Accordingly, when using the API of Python’s cryptography module , never give the same key and IV pair to an encryptor more than once (obviously, you give the same key and IV to the corresponding decryptor). In fact, it’s probably best to never reuse the same key again, period.
AES-CBC Manager
Listing 3-8 does not reuse key/IV pairs, but you have probably noticed that we are no longer treating the individual messages as individual messages. Now that we’re back to the update() finalize() pattern, we have to treat all the data passed to a single context as a single input. If we want each message treated separately, with a sequence of update() calls and finalize() call per input. Alternatively, we can submit all three messages as a single input from the perspective of the encryption and decryption and have an independent mechanism for splitting the single decryption output into messages.
In summary, it is important to carefully understand any cryptography APIs that you use, how they work, and what their requirements (especially security requirements) are. It is also important to understand how easy it can be to create an API that looks like it does the right thing but is actually leaving you vulnerable.
Remember, YANAC (You Are Not A Cryptographer... yet!). Don’t roll your own crypto like we are doing in these educational examples.
So why does the cryptography module use the update/finalize pattern? Quite often, data needs to be processed in chunks in many practical cryptographic operations. Suppose that you are transmitting data over the network. Do you really want to wait until you have the entire content before you can encrypt it? Even if you were encrypting a local file on the hard drive, it might be impractically large for all-at-once encryption. The update() method allows you to feed data to an encryption engine as it becomes available.

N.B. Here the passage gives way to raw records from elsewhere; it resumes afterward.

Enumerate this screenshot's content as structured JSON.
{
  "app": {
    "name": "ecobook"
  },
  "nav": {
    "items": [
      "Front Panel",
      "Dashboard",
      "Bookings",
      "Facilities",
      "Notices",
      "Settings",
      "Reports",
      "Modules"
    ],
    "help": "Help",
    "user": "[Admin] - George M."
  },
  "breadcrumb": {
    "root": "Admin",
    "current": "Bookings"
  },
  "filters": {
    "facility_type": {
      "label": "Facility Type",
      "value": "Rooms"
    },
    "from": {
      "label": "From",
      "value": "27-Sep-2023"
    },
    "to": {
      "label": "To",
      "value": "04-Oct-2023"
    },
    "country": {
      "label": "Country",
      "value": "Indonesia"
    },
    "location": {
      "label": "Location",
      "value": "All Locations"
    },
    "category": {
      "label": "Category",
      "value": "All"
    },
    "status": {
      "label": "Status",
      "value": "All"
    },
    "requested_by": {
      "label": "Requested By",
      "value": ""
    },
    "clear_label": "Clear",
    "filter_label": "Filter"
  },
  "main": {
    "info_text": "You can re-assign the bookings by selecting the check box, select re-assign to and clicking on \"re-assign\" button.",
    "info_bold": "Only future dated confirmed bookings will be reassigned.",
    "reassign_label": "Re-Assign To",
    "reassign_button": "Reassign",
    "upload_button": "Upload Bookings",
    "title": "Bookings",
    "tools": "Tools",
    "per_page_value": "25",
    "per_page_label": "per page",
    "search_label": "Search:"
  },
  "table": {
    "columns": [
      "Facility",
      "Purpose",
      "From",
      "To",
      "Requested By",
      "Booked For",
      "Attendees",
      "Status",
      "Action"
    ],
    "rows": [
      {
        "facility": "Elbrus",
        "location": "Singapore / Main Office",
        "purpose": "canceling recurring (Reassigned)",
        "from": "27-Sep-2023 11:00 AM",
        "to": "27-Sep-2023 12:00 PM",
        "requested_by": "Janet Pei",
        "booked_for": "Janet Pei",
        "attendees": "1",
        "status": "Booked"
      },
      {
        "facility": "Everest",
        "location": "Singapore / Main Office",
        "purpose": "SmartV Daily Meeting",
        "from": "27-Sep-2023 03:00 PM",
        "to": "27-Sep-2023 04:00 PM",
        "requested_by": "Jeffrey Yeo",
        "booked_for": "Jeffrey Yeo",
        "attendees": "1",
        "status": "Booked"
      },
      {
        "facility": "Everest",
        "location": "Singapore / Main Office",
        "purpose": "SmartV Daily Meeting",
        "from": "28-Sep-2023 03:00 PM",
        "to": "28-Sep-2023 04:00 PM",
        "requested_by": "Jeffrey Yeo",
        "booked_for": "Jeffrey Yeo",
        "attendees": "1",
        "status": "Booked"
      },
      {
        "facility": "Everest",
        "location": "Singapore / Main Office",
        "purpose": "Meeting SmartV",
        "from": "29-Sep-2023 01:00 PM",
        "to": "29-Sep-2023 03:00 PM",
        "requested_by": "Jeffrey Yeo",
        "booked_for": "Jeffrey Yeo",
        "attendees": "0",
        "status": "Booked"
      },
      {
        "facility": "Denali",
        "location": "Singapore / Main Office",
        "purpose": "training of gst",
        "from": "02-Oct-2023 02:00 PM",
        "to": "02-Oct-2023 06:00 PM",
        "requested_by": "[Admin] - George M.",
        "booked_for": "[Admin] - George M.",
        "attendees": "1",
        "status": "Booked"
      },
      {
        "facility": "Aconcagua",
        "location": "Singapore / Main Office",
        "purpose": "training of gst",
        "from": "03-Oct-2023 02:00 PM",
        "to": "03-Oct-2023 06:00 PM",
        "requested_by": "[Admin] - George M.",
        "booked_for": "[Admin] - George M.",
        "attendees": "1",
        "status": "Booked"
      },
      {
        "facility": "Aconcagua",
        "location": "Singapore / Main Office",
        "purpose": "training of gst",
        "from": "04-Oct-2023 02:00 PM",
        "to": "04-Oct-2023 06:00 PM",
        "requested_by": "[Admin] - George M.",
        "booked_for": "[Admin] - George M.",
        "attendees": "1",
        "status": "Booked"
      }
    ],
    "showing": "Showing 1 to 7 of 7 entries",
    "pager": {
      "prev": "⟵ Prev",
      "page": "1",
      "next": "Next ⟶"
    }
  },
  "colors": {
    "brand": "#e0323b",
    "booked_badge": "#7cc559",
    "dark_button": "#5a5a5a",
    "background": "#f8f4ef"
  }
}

The finalize() operation is useful for enforcing requirements such as the CBC operation did not leave an incomplete block unencrypted and that the session is over.
Of course, there’s nothing wrong with a per-message API so long as a key and IV aren’t reused. We will look at strategies for this later.

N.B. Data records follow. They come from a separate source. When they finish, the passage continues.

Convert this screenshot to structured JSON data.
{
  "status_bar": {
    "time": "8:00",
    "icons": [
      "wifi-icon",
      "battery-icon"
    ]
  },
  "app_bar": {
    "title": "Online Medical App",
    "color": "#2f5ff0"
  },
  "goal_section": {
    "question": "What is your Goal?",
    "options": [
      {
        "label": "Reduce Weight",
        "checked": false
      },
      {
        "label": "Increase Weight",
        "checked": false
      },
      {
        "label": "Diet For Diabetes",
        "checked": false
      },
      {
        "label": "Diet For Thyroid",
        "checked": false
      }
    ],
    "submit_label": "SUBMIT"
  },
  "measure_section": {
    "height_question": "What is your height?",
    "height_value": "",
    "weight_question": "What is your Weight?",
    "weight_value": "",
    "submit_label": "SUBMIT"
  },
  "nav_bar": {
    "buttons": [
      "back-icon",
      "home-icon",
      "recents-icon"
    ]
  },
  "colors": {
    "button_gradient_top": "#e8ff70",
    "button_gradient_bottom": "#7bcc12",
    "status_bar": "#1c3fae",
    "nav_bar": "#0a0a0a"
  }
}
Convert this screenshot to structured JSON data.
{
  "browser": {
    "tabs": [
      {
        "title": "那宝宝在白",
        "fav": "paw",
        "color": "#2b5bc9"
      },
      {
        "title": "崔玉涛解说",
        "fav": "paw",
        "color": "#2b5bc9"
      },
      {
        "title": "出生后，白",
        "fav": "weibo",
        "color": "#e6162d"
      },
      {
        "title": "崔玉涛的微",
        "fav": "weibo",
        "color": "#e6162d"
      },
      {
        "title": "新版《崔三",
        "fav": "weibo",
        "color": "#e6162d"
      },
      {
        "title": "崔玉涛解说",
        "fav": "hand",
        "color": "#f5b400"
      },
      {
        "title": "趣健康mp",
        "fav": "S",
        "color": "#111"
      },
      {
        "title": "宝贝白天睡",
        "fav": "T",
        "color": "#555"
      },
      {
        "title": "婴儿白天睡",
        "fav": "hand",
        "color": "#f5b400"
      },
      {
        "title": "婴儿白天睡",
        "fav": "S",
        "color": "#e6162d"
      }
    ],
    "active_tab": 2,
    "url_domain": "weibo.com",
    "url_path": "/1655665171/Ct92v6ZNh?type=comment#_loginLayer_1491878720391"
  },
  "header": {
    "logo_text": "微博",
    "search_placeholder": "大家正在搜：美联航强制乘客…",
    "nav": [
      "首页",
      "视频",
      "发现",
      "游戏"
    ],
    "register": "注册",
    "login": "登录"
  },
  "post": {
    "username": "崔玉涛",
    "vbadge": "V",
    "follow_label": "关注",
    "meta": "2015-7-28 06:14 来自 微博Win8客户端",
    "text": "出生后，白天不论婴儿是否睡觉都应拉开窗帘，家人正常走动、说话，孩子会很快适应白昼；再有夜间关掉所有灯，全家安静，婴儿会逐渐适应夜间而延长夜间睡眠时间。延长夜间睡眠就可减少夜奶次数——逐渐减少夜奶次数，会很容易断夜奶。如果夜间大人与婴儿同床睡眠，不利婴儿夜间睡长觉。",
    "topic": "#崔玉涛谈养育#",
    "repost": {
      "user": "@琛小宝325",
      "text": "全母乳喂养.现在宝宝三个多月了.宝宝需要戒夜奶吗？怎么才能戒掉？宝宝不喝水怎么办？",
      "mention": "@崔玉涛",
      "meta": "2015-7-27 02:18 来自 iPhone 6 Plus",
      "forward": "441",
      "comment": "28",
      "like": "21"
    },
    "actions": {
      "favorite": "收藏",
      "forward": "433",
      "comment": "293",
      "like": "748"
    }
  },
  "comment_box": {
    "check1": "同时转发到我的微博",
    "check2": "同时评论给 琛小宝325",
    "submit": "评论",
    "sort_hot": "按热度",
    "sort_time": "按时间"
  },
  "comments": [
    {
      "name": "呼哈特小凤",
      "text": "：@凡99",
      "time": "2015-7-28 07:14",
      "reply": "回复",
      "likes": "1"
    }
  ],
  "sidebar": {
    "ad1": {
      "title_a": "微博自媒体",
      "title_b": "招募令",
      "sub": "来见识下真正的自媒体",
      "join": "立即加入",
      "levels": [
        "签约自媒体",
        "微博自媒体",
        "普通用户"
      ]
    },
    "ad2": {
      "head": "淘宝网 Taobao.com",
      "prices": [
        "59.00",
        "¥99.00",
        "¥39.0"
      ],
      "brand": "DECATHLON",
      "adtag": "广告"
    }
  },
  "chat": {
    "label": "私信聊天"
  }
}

Exercise 3.10. Deterministic Output
Run the same inputs through AES-CBC using the same key and IV. You can use Listing 3-7 as a starting point. Change the inputs to be the same each time and print out the corresponding ciphertexts. What do you notice?
Exercise 3.11. Encrypting An Image
Encrypt the image that you encrypted with ECB mode earlier. What does the encrypted image look like now? Don’t forget to leave the first 54 bytes untouched!
Exercise 3.12. Hand-Crafted CBC
ECB mode is just raw AES. You can create your own CBC mode using ECB as the building block.10 For this exercise, see if you can build a CBC encryption and decryption operation that is compatible with the cryptography library. For encryption, remember to take the output of each block and XOR it with the plaintext of the next block before encryption. Reverse the process for decryption.
Cross the Streams
Counter mode has a number of advantages to CBC mode and, in our opinion, is significantly easier to understand than CBC mode. Also, while CTR is the traditional abbreviation, “CM” is a really nice set of initials.
Although simple, the concept behind this mode can be a little counter-intuitive at first (yup). In CTR mode, you actually never use AES for encryption or decryption of the data. Instead, this mode generates a key stream that is the same length as the plaintext and then uses XOR to combine them together.
Recall from earlier exercises in this chapter that XOR can be used to “mask” plaintext data by combining it with random data. The previous exercise masked 16 bytes of plaintext with 16 bytes of random data. This is a real form of encryption called a “one-time pad” (OTP) [11, Chap. 6]. It works great but requires that the key is the same size as the plaintext. We don’t have the space here to explore the OTP further; the important concept is that using XOR to combine plaintext and random data is a great way to create ciphertext.
AES-CTR mimics this aspect of OTP. But instead of requiring the key to be the same size as the plaintext (a real pain when encrypting a 1TB file), it uses AES and a counter to generate a key stream of almost arbitrary length from an AES key as small as 128 bits.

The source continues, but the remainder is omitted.